PUBLICADO NO JORNAL "NOVA VERDADE" DE 1 DE ABRIL DE 2017

DANTAS PEREIRA, O ALMIRANTE ERUDITO


Por ocasião do Congresso do Espírito Santo e em conversa com um conhecido professor da Universidade do Minho, disse-me ele: Alenquer é a terra natal de gente muito ilustre, como o almirante Dantas Pereira que, assim o penso, na sua Alenquer é uma figura desconhecida. Por acaso conhece-o?
Respondi afirmativamente e acrescentei que não só o conhecia, como ainda há pouco tempo havia adquirido, num leilão de papéis antigos, um documento autógrafo de outro ilustre homem do mar, o capitão-de-mar-e-guerra António Marques Esparteiro, com apontamentos sobre a vida militar de Dantas Pereira.
Isto pareceu surpreender o distinto professor, mas, convenhamos, para os que gostam de história local, o almirante alenquerense não é um desconhecido, bem pelo contrário, embora por vezes no que respeita a alenquerenses ilustres, tudo pareça esgotar-se em Pero de Alenquer e Damião de Góis…
E, já que falámos em Pero de Alenquer, o piloto do Gama sobre o qual se sabe tão pouco para além do nome que indica ser ele de Alenquer, é igualmente interessante verificar como a nossa terra deu à marinha nomes tão notáveis, em todas as épocas, como o citado Pero de Alenquer, ou o capitão-tenente Oliveira e Carmo, o herói da India, ou, ainda, a título de exemplo, Manuel de Mesquita Perestrello, de quem Guilherme Henriques disse que «a sua vida dava um filme», de tão aventurosa que foi em mar e em terra, em África e no Oriente, que quando dele falo logo me vem à ideia esse outro “peregrino” de nome Fernão Mendes Pinto. Deste Perestrello natural de Alenquer, mais propriamente da Quinta (hoje Casal) da Cabreira, publicou Henriques O Naufrágio da Nau S. Bento e O Roteiro no “Fascículo III” da “Parte IX” que acrescentou ao Alenquer e o seu Concelho.
Assim, se quiséssemos falar de alenquerenses que se evidenciaram pelos seus feitos náuticos, não nos faltaria tema, mas será de Dantas Pereira, marinheiro erudito e cientista, o que nasceu em Alenquer e morreu em França, que hoje aqui falaremos.

DE ALENQUER AO BRASIL



José Maria Dantas Pereira de Andrade nasceu na vila de Alenquer no dia 1 de Outubro de 1772, filho de Vitorino António Dantas Pereira, porta-bandeira graduado do Corpo de Engenheiros, e de D. Quitéria Margarida de Andrade (apelido que ainda usou).

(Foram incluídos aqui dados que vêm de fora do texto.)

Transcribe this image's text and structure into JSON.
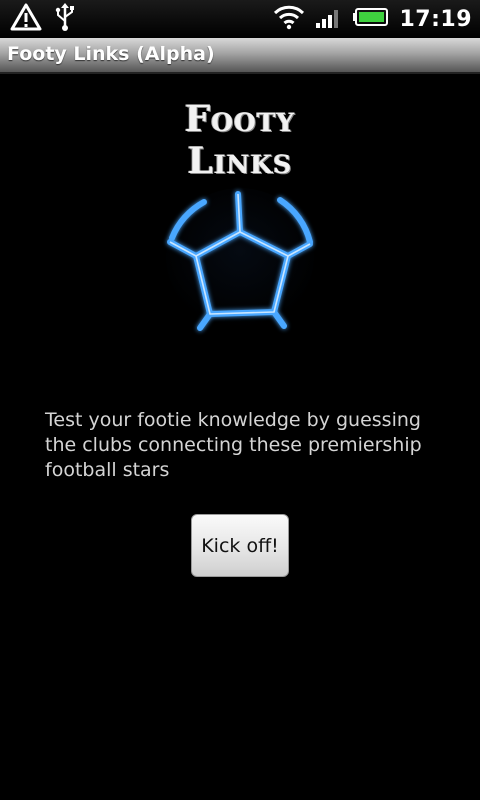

Autores há que afirmam serem pobres os seus progenitores, o que não obstou a que lhe tivessem proporcionado uma educação superior.
Foi discípulo da Real Academia da Marinha «pelo indulto dos seus estudos na conformidade do Decreto de 14 de Dezembro de 1782» e, após isso, assentou praça como “aspirante guarda- marinha” por aviso de Sua Majestade de 10 de Setembro de 1788, expedido por Martinho de Mello e Castro, ministro e secretário de Estado, da Repartição da Marinha, em conformidade com a proposta do comandante da Companhia de guardas-marinhas, o Conde de S. Vicente, ao tempo marechal de campo. Como aspirante, registe-se que frequentou com grande sucesso o respectivo curso, tendo passado a guarda-marinha por Aviso de 10 de Setembro de 1788, igualmente por proposta do seu comandante, o Conde de S. Vicente.
Em 17 de Dezembro desse mesmo ano de 1788 passou a primeiro-tenente (saltando o posto de segundo-tenente), após exame efectuado, conforme costume da época, na presença dos soberanos, com a condição de ficar na Companhia e Academia de guardas-marinhas (instituição antecessora da actual Escola Naval) para onde foi nomeado professor de Matemática e professor do infante D. Pedro Carlos de Bourbon. E se em 1790 já era professor, em 1798, em resultado da sua brilhante carreira docente, foi nomeado membro da Sociedade Real Marítima (de existência efémera). Em 1792, tornou-se membro correspondente da Academia de Ciências, da qual se tornou sócio efectivo passados poucos anos. Em 1795, foi-lhe passada carta de lente a Matemática com o significativo ordenado de 400$000 ao ano e por Decreto de 20 de Outubro de 1796 foi promovido a capitão-tenente, conhecendo novas promoções, a capitão-de-fragata por Decreto de 11 de Maio de 1797 e a capitão-de-mar e guerra por Decreto de 12 de Janeiro de 1801.
Esta fulgurante carreira como docente dos “guardas-marinhas” levá-lo-ia, ainda com 28 anos de idade, ao comando da Companhia de Guardas-Marinhas, o que aconteceu por Aviso de 21 de Junho de 1801 expedido por D. Rodrigo de Sousa Coutinho, então Ministro e Secretário de Estado da Marinha.
Em 1807, na iminência da primeira invasão francesa, a de Junot, a Corte partiu para o Brasil e com ela foi Dantas Pereira.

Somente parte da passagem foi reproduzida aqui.